Les jeunes zélés de Zemmour
Éric Zemmour est l’autre candidat (probable) qui sait mobiliser la jeunesse des internets. Sa campagne à bas bruit a commencé sur Twitter, sous les clameurs des « Jeunes avec Zemmour », un bruyant collectif de fans qui a chauffé la pièce avant l’arrivée du « Z ». Selon le dernier baromètre Odoxa/Dentsu Consulting, le polémiste est la deuxième personnalité politique générant le plus de conversations sur le web, après Emmanuel Macron. Éric Zemmour bénéficie déjà d’un dispositif numérique solide, avec un community management rodé aux joutes numériques, des partisans zélés sur les réseaux et une chaîne YouTube ouverte pour compenser la perte de son émission sur CNews.
Quel réseau sera le plus déterminant en 2022 ? L’exécutif a fait son choix. « Le réseau social de la campagne 2022 sera Instagram. Il n'y a plus de part de marché électorale sur Twitter », glissait un conseiller du gouvernement interrogé par France Info.

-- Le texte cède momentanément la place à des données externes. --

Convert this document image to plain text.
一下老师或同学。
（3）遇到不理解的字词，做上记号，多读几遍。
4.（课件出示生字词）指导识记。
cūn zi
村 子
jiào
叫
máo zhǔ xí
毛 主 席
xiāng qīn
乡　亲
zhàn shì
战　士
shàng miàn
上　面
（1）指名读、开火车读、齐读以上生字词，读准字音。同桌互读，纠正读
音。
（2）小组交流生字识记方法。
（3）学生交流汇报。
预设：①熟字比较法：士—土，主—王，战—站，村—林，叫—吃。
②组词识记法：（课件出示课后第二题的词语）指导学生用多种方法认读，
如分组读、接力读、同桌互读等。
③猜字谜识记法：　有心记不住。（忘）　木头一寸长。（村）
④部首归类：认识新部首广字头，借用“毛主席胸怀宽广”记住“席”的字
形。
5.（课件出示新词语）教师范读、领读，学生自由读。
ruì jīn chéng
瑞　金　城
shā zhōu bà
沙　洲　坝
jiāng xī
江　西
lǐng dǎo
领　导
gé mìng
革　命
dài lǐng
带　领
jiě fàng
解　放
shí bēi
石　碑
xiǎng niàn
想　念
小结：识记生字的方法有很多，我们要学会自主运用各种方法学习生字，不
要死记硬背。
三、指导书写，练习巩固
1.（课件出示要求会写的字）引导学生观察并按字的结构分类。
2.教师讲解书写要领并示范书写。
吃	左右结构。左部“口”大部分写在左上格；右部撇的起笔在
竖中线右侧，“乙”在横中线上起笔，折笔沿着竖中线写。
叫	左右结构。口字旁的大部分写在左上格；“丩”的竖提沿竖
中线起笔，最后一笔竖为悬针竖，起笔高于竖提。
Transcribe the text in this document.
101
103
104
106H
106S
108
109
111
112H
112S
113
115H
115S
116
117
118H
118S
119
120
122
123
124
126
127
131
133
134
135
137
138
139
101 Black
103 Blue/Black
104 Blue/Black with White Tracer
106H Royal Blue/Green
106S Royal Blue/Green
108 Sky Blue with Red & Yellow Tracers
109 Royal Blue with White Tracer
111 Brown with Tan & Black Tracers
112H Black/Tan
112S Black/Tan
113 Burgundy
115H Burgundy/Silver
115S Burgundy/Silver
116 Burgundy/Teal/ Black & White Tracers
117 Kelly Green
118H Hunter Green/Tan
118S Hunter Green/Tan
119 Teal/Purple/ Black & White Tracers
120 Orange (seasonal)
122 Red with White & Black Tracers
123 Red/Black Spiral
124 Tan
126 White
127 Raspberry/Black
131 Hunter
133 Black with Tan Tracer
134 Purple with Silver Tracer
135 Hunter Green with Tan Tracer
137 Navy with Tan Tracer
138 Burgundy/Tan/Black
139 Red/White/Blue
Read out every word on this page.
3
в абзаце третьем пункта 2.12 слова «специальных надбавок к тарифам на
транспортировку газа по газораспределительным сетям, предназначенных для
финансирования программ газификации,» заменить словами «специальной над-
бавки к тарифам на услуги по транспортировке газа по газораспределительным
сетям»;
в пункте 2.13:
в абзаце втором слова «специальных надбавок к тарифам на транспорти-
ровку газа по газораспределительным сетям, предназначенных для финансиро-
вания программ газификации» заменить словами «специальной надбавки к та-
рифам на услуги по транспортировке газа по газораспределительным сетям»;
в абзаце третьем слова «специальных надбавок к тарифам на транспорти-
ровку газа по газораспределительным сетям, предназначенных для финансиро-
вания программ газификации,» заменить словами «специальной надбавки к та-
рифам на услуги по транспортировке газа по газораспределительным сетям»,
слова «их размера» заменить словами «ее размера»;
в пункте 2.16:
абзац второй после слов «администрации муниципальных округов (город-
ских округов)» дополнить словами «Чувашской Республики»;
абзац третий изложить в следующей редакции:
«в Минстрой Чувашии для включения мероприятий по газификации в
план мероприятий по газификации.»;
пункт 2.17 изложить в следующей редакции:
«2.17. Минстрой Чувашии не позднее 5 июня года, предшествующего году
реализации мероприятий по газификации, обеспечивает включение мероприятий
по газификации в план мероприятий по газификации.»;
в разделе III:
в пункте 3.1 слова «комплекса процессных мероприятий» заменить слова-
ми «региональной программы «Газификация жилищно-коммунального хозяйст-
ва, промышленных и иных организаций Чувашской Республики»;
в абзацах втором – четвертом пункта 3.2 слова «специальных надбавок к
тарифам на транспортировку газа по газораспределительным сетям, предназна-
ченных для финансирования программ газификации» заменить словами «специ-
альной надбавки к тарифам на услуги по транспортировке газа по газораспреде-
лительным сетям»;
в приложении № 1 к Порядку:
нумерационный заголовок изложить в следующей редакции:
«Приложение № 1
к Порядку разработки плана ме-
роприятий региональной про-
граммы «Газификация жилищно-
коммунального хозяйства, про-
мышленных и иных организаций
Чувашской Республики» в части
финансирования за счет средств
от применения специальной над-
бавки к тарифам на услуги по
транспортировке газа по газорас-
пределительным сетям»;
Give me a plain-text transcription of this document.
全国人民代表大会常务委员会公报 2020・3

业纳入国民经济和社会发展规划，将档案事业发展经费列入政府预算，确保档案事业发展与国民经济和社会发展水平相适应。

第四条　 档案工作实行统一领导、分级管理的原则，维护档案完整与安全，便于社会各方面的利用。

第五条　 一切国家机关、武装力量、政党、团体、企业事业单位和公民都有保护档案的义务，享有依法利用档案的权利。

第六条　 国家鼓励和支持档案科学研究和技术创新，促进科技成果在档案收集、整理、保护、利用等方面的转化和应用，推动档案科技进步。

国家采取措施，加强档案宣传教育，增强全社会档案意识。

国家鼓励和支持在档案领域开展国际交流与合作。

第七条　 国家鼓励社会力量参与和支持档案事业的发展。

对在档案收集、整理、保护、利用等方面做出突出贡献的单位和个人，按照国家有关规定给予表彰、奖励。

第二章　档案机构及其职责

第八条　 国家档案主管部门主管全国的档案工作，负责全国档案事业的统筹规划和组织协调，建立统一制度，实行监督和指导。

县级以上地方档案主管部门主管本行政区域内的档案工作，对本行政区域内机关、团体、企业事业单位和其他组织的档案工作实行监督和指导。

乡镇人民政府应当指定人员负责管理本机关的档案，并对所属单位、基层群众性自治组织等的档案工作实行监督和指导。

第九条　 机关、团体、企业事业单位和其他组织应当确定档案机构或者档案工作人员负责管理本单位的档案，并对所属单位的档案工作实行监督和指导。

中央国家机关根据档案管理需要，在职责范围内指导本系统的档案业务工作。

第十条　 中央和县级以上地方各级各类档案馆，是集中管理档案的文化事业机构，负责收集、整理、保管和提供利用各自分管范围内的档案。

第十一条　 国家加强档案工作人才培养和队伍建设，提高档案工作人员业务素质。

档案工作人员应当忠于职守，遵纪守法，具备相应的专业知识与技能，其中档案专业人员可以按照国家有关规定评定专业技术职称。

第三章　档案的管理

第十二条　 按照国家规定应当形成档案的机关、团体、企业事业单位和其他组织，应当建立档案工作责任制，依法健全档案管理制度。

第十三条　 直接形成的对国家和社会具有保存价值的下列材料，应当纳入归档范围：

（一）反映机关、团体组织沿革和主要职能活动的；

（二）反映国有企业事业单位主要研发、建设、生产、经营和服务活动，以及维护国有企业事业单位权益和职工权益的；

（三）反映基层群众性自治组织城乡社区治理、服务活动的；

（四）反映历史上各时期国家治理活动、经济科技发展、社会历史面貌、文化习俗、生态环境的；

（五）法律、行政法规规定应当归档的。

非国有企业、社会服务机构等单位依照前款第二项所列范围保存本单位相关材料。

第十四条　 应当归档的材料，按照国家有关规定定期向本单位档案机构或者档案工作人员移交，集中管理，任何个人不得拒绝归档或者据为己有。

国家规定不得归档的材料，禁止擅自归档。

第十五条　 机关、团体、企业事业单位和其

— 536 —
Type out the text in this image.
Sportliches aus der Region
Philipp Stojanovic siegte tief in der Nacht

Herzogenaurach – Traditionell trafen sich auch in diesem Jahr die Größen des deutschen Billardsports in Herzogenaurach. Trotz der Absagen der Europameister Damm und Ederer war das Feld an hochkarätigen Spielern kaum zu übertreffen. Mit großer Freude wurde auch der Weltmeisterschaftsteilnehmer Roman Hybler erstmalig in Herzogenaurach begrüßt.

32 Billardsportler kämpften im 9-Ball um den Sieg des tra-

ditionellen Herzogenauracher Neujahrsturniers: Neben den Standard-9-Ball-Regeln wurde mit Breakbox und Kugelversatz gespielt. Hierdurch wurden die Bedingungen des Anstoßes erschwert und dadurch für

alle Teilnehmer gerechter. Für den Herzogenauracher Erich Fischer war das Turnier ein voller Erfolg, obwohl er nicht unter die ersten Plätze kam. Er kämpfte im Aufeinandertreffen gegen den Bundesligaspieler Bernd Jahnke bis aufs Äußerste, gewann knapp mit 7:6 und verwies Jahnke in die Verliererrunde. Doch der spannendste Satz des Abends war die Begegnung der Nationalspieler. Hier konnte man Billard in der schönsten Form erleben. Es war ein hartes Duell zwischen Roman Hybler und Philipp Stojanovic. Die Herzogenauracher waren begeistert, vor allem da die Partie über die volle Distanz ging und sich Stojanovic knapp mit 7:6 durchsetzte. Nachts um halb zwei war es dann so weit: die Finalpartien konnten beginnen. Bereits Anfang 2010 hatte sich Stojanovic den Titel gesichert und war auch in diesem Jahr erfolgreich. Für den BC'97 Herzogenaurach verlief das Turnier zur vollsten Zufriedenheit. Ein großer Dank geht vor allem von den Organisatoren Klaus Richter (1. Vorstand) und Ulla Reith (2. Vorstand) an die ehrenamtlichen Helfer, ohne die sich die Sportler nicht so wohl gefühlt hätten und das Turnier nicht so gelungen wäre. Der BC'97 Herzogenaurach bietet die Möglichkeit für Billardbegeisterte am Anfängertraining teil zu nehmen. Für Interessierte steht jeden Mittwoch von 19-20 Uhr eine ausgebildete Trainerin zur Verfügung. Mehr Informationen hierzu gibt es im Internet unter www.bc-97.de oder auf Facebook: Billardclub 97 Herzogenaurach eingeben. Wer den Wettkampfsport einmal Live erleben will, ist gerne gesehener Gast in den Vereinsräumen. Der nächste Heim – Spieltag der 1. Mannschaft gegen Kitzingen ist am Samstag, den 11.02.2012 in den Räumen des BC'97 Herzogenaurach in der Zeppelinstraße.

Il faudra également suivre de près Twitch, cette plateforme de streaming sur laquelle la politique devient chaque jour plus populaire. Jean Castex et François Hollande s’étaient prêtés à l’exercice plus tôt dans l’année, invités par Samuel Étienne. Le débat Mélenchon-Zemmour a trouvé une audience inattendue sur la plateforme, alors que trois streamers renommés diffusaient et commentaient en direct les images de BFMTV.
Dans une décision controversée, la chaîne a fait sauter ces streams, alors qu’elle diffusait elle-même sur Twitch son propre live commenté. La bataille entre BFM et les streamers a fait moins de bruit que les éclats de Mélenchon et Zemmour mais elle marque à coup sûr une des lignes de force de cette campagne numérique. La télévision, qui reste la place forte de la politique, laissera-t-elle la place qu’il mérite au web ?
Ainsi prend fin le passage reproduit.